OCGA § 16-13-49 (d) (6) does not require evidence that property found in “close proximity” to marijuana be further connected to the illegal activity in order to be subject to forfeiture. To the contrary, the plain and unambiguous language states that “[a] 11... things of value which are found in close proximity to . . . marijuana” are subject to forfeiture. OCGA § 16-13-49 (d) (6). Our interpretation is buttressed by the fact that other provisions within the same statute explicitly contain such a requirement. Compare OCGA § 16-13-49 (d) (2) (authorizing forfeiture of “[a]ll property which is, directly or indirectly, used or intended for use in any manner to facilitate a violation of this article or any proceeds derived orrealized therefrom”); OCGA § 16-13-49 (d) (3) (authorizing forfeiture of “[a] 11 property located in this state which was, directly or indirectly, used or intended for use in any manner to facilitate a violation of this article”); OCGA § 16-13-49 (d) (4) (authorizing forfeiture of “[a]ll weapons possessed, used, or available for use in any manner to facilitate a violation of this article”). Moreover, OCGA § 16-13-49 (e) (2) creates an exception for violations involving four ounces or less of marijuana, imposing the additional requirement that property be “used to facilitate a transaction in or a purchase of or sale of” marijuana in order to be forfeited.

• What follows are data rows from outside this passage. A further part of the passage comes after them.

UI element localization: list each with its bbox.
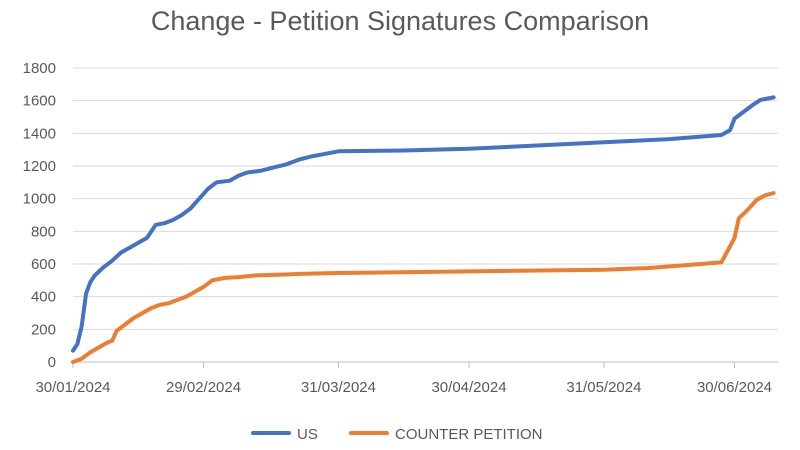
legend-item-counter-petition[interactable]: COUNTER PETITION (349, 426, 543, 443)
y-tick-label: 800 (31, 223, 56, 240)
y-tick-label: 1800 (23, 60, 56, 77)
y-tick-label: 1400 (23, 125, 56, 142)
y-tick-label: 1000 (23, 191, 56, 208)
x-axis-ticks: 30/01/2024 29/02/2024 31/03/2024 30/04/2024… (35, 362, 772, 396)
y-tick-label: 1600 (23, 93, 56, 110)
legend-label-counter-petition: COUNTER PETITION (395, 426, 543, 443)
series-lines (71, 95, 776, 364)
y-tick-label: 400 (31, 289, 56, 306)
legend: US COUNTER PETITION (251, 426, 543, 443)
y-tick-label: 200 (31, 321, 56, 338)
gridlines (73, 67, 778, 330)
x-tick-label: 30/06/2024 (697, 379, 772, 396)
x-tick-label: 30/01/2024 (35, 379, 110, 396)
y-tick-label: 600 (31, 256, 56, 273)
chart-title: Change - Petition Signatures Comparison (151, 6, 649, 36)
legend-label-us: US (297, 426, 318, 443)
x-tick-label: 29/02/2024 (166, 379, 241, 396)
legend-item-us[interactable]: US (251, 426, 318, 443)
y-axis-ticks: 0 200 400 600 800 1000 1200 1400 1600 1800 (23, 60, 56, 371)
y-tick-label: 1200 (23, 158, 56, 175)
x-tick-label: 30/04/2024 (431, 379, 506, 396)
series-line-us (71, 95, 776, 353)
series-line-counter-petition (71, 191, 776, 364)
y-tick-label: 0 (48, 354, 56, 371)
x-tick-label: 31/03/2024 (301, 379, 376, 396)
x-tick-label: 31/05/2024 (566, 379, 641, 396)
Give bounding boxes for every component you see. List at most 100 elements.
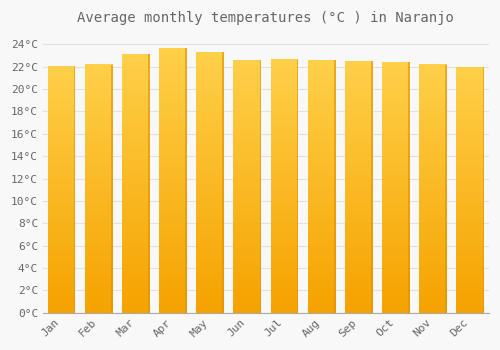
Bar — [196, 271, 224, 274]
Bar — [196, 114, 224, 117]
Bar — [159, 260, 187, 262]
Bar — [419, 310, 447, 313]
Bar — [345, 147, 373, 149]
Bar — [159, 151, 187, 154]
Bar — [419, 121, 447, 124]
Bar — [382, 85, 410, 87]
Bar — [85, 178, 112, 181]
Bar — [345, 255, 373, 257]
Bar — [419, 191, 447, 194]
Bar — [48, 310, 76, 313]
Bar — [122, 248, 150, 251]
Bar — [456, 236, 484, 239]
Bar — [419, 198, 447, 201]
Bar — [85, 67, 112, 70]
Bar — [270, 61, 298, 64]
Bar — [85, 226, 112, 228]
Bar — [196, 224, 224, 227]
Bar — [382, 127, 410, 130]
Bar — [85, 221, 112, 223]
Bar — [419, 275, 447, 278]
Bar — [234, 206, 262, 209]
Bar — [159, 77, 187, 79]
Bar — [196, 164, 224, 167]
Bar — [270, 264, 298, 267]
Bar — [308, 128, 336, 131]
Bar — [48, 189, 76, 191]
Bar — [85, 273, 112, 275]
Bar — [345, 74, 373, 76]
Bar — [48, 83, 76, 85]
Bar — [48, 258, 76, 261]
Bar — [122, 279, 150, 282]
Bar — [345, 227, 373, 230]
Bar — [222, 52, 224, 313]
Bar — [308, 254, 336, 257]
Bar — [159, 48, 187, 50]
Bar — [122, 155, 150, 158]
Bar — [196, 143, 224, 146]
Bar — [419, 233, 447, 236]
Bar — [456, 266, 484, 268]
Bar — [308, 171, 336, 174]
Bar — [122, 173, 150, 176]
Bar — [482, 67, 484, 313]
Bar — [419, 263, 447, 266]
Bar — [48, 275, 76, 278]
Bar — [196, 245, 224, 247]
Bar — [419, 201, 447, 203]
Bar — [122, 232, 150, 235]
Bar — [48, 182, 76, 184]
Bar — [382, 280, 410, 282]
Bar — [270, 214, 298, 216]
Bar — [196, 120, 224, 122]
Bar — [159, 289, 187, 292]
Bar — [270, 115, 298, 117]
Bar — [159, 74, 187, 77]
Bar — [196, 226, 224, 229]
Bar — [419, 169, 447, 171]
Bar — [382, 112, 410, 115]
Bar — [382, 155, 410, 158]
Bar — [196, 302, 224, 305]
Bar — [419, 107, 447, 109]
Bar — [234, 136, 262, 138]
Bar — [270, 206, 298, 209]
Bar — [196, 188, 224, 190]
Bar — [456, 290, 484, 293]
Bar — [85, 77, 112, 79]
Bar — [345, 222, 373, 225]
Bar — [419, 144, 447, 146]
Bar — [308, 204, 336, 206]
Bar — [196, 110, 224, 112]
Bar — [382, 175, 410, 177]
Bar — [456, 248, 484, 251]
Bar — [270, 94, 298, 97]
Bar — [234, 62, 262, 65]
Bar — [234, 282, 262, 285]
Bar — [308, 72, 336, 75]
Bar — [345, 69, 373, 71]
Bar — [122, 264, 150, 266]
Bar — [419, 270, 447, 273]
Bar — [456, 131, 484, 133]
Bar — [122, 93, 150, 96]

While agreeing that we have appropriately applied our precedent in holding that OCGA § 16-13-49 (d) (6) does not require that there be a nexus between the drug activity and the automobile at issue, other than it be found in close proximity to the drugs, the dissent both questions our prior interpretation of this statute and the constitutionality of this statutory scheme. Arguably, the forfeiture laws have sometimes led to unfair results and failed to protect the rights of innocent individuals.1 However, it is equally true that such criticism is more appropriately addressed to the General Assembly, which can change the law, or to the Supreme Court, which has *748jurisdiction on appeal of constitutional challenges. Given that West did not raise before the trial court or on appeal a constitutional challenge to the breadth of the statute or to its application to him under these facts, the dissent’s discussion of the same is not apt.

Additionally, the dissent argues that the case should nevertheless be remanded to the trial court because, it contends, the trial court did not reach the issue of whether the car was found in close proximity to the drugs. Everyone — the trial court, the State, and West — agreed that the vehicle had to be in close proximity to the drugs to be subject to forfeiture. The statute specifically says as much. Yet, under the dissent’s rationale, the trial court ignored this provision and, instead, judicially imposed into the statute its own requirement that the car had to be used in the drug activities to be at risk for forfeiture. If the trial court wanted to deny the forfeiture, why would it have added a new requirement to the statute unless it had already concluded that the car was found in close proximity to the drugs? The short answer is that it would not have. The car was found “parked in the front yard of the residence directly in front of the door” where the drugs were found. The only logical conclusion is that the trial court moved on to consider whether the car was actually used in the drug activities after finding that it was in close proximity thereto.

Having found that the plain and unambiguous language of OCGA § 16-13-49 (d) (6) requires nothing more than a geographical connection between the drugs and the property sought to be forfeited, we hereby reverse the decision of the trial court to deny the forfeiture of the subject vehicle.

Judgment reversed.

Andrews, P. J., Barnes, P. J., and Branch, J., concur. Doyle, P. J., McFadden and Boggs, JJ., dissent.

We note, however, that West is hardly an innocent victim. Lest we forget, he pled guilty to the charge of possession of marijuana with intent to distribute, from which this forfeiture action arose.